Compte rendu concert. Toulouse. Théâtre du Capitole, le 2 Juin 2021. Frantz Schubert (1797-1828) : Die Schöene Müllerin D. 795 ; Cycle de Lieder sur des poèmes de Wilhelm Müller ; Matthias Goerne, baryton ; Alexander Schmalcz, piano.
Voilà une très, très belle soirée dans la salle d‘opéra du Capitole, hélas soumise aux exigences sanitaires avec un tiers des spectateurs. C’est misère quand la qualité de la soirée aurait mérité salle pleine pour rendre hommage aux artistes. On ne présente plus Matthias Goerne célébrissime « liedersänger ». Ayant enregistré tant de disques acclamés. La voix est idéale de rondeur et de souplesse, le soin apporté au texte également.

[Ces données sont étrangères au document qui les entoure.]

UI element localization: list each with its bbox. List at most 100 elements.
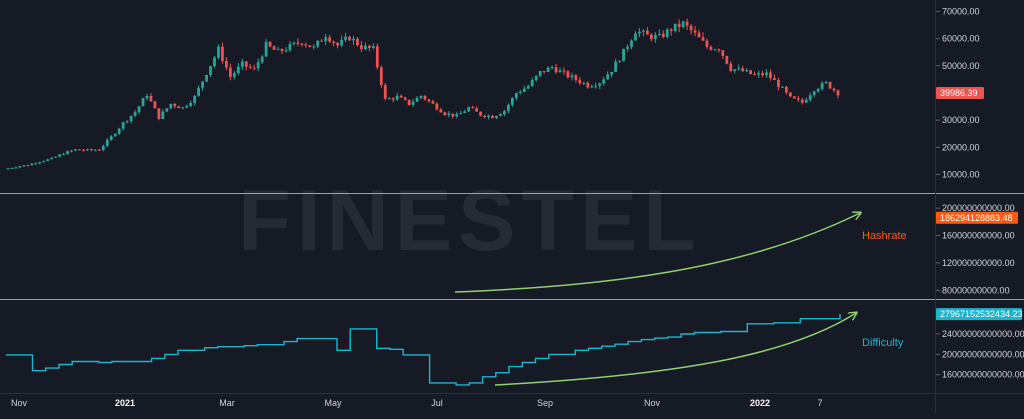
price-candle xyxy=(467,107,471,112)
price-candle xyxy=(471,107,475,109)
price-candle xyxy=(725,55,729,64)
price-candle xyxy=(260,56,264,63)
price-candle xyxy=(308,45,312,48)
price-candle xyxy=(272,46,276,50)
price-candle xyxy=(181,107,185,109)
hashrate-pane[interactable]: Hashrate xyxy=(6,0,907,242)
price-candle xyxy=(570,75,574,78)
price-candle xyxy=(820,83,824,89)
hashrate-y-tick-label: 160000000000.00 xyxy=(942,231,1015,241)
price-candle xyxy=(97,149,101,151)
annotations xyxy=(454,213,860,386)
price-candle xyxy=(407,99,411,105)
price-candle xyxy=(435,103,439,110)
price-candle xyxy=(371,46,375,48)
price-candle xyxy=(800,99,804,103)
price-candle xyxy=(538,71,542,76)
price-candle xyxy=(816,88,820,92)
price-candle xyxy=(375,46,379,68)
price-candle xyxy=(173,103,177,107)
price-candle xyxy=(268,41,272,47)
price-candle xyxy=(657,33,661,35)
hashrate-y-tick-label: 80000000000.00 xyxy=(942,285,1010,295)
price-candle xyxy=(673,23,677,32)
price-candle xyxy=(483,115,486,118)
price-candle xyxy=(804,99,808,103)
price-candle xyxy=(792,96,796,99)
price-candle xyxy=(550,67,554,69)
price-candle xyxy=(62,154,65,156)
price-candle xyxy=(661,33,665,37)
price-candle xyxy=(761,73,764,76)
price-candle xyxy=(383,84,387,99)
price-candle xyxy=(737,68,741,70)
price-candle xyxy=(451,113,455,117)
price-candle xyxy=(153,101,157,109)
price-candle xyxy=(367,45,371,48)
price-candle xyxy=(491,115,494,119)
price-candle xyxy=(125,121,129,123)
hashrate-y-tick-label: 120000000000.00 xyxy=(942,258,1015,268)
price-candle xyxy=(423,95,427,100)
price-candle xyxy=(634,33,637,41)
price-candle xyxy=(574,75,578,80)
price-candle xyxy=(518,91,522,94)
price-candle xyxy=(812,91,816,96)
price-candle xyxy=(717,49,721,51)
price-candle xyxy=(117,128,121,134)
price-candle xyxy=(74,149,77,151)
price-candle xyxy=(439,109,443,113)
time-axis-label: 7 xyxy=(817,398,822,408)
price-candle xyxy=(566,71,570,78)
time-axis-label: 2021 xyxy=(115,398,135,408)
price-candle xyxy=(586,82,590,88)
time-axis-label: Mar xyxy=(219,398,235,408)
price-candle xyxy=(542,71,546,73)
price-candle xyxy=(356,38,359,46)
price-candle xyxy=(534,75,538,81)
price-candle xyxy=(741,68,745,72)
price-candle xyxy=(157,108,161,119)
price-candle xyxy=(34,163,38,165)
difficulty-pane[interactable]: Difficulty xyxy=(6,314,904,386)
price-candle xyxy=(340,39,343,46)
price-candle xyxy=(197,87,201,96)
price-candle xyxy=(526,86,530,89)
time-axis-label: Nov xyxy=(644,398,661,408)
price-candle xyxy=(248,66,252,68)
price-candle xyxy=(244,61,248,67)
price-candle xyxy=(22,165,26,167)
price-candle xyxy=(379,67,383,85)
price-candle xyxy=(602,79,606,84)
price-candle xyxy=(836,90,840,96)
price-candle xyxy=(522,88,526,92)
price-candle xyxy=(808,95,812,100)
price-y-tick-label: 50000.00 xyxy=(942,61,980,71)
price-candle xyxy=(506,104,510,111)
price-candle xyxy=(824,82,828,84)
price-candle xyxy=(463,111,467,114)
time-axis-label: Sep xyxy=(537,398,553,408)
price-candle xyxy=(788,92,792,97)
price-candle xyxy=(395,95,399,100)
price-candle xyxy=(225,60,228,68)
price-candle xyxy=(105,139,109,146)
price-candle xyxy=(399,95,403,98)
price-candle xyxy=(165,108,169,112)
price-candle xyxy=(205,74,208,82)
price-candle xyxy=(514,93,518,99)
price-candles xyxy=(6,18,840,170)
price-candle xyxy=(66,151,69,155)
price-candle xyxy=(58,154,62,157)
price-pane[interactable] xyxy=(6,18,840,170)
price-candle xyxy=(411,101,415,105)
price-candle xyxy=(10,168,14,170)
price-candle xyxy=(46,159,50,162)
price-candle xyxy=(503,110,506,115)
price-candle xyxy=(582,82,586,84)
price-last-value-tag xyxy=(936,86,984,99)
price-candle xyxy=(713,49,717,51)
price-candle xyxy=(499,114,502,116)
price-candle xyxy=(89,149,93,151)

Matthias Goerne a tout absolument toutes les qualités requises et Schubert lui convient admirablement. Nous l’avions entendu dans cette même salle en 2019 déjà dans un récital tout Schubert. Frantz Schubert demande une sorte de simplicité et d’honnêteté qui sont l’apanage du chanteur allemand et de son pianiste. Le cycle de la « belle meunière » est parcouru par une poésie de la nature très évidente et une idéalisation de l’amour hyper romantique voire quasi symboliste. L’eau y est omniprésente et c’est son mouvement qui dirige le cycle. Nos deux artistes ce soir sont dans une fusion organique qui n’est que souplesse, liquidité et beauté. Le piano d’Alexander Schmalcz est si beau, si simplement liquide qu’il suit et suscite toute la richesse de l’interprétation de Matthias Goerne. Les nuances, les couleurs se répondent et se fondent. Matthias Goerne chante avec tout son corps, il danse quasiment, évoquant la souplesse des mouvements du ruisseau.
Quel legato de rêve, quels phrasés souples et élégants ! Son meunier prend vie sous nos yeux et la nature envahie la salle à l’italienne du Capitole comme par magie. Ce rapport si romantique à la nature est ce soir magnifié par deux artistes capables de rendre évidents la poésie de Muller si fidèlement mise en musique par Schubert. La voix est belle et le piano ne lui cède en rien. Nous avons deux artistes, frères siamois, qui sont de merveilleux musiciens poètes. L’amour de la femme rêvée, la mort symboliquement appelée, évoquent l’attrait du meunier pour l’eau, par le ruisseau personnifié et la fascination pour la couleur verte du monde végétal, dans lesquels il semble vouloir se fondre. Toute la beauté de ce cycle majeur de Schubert a été magnifié par des interprètes touchant la perfection. La beauté de la musique embrasse la pureté de la diction. Un Très grand moment musical de pure poésie nous a été offert ce soir. Le public a fait un triomphe aux artistes émus par cette reconnaissance. Et Matthias Goerne après un Amfortas mémorable l’an dernier va être l’Oreste de Strauss dans l’Elektra que le Capitole prépare pour la fin du mois. Cette prise de rôle sera majeure pour l’artiste et nous en rendrons compte.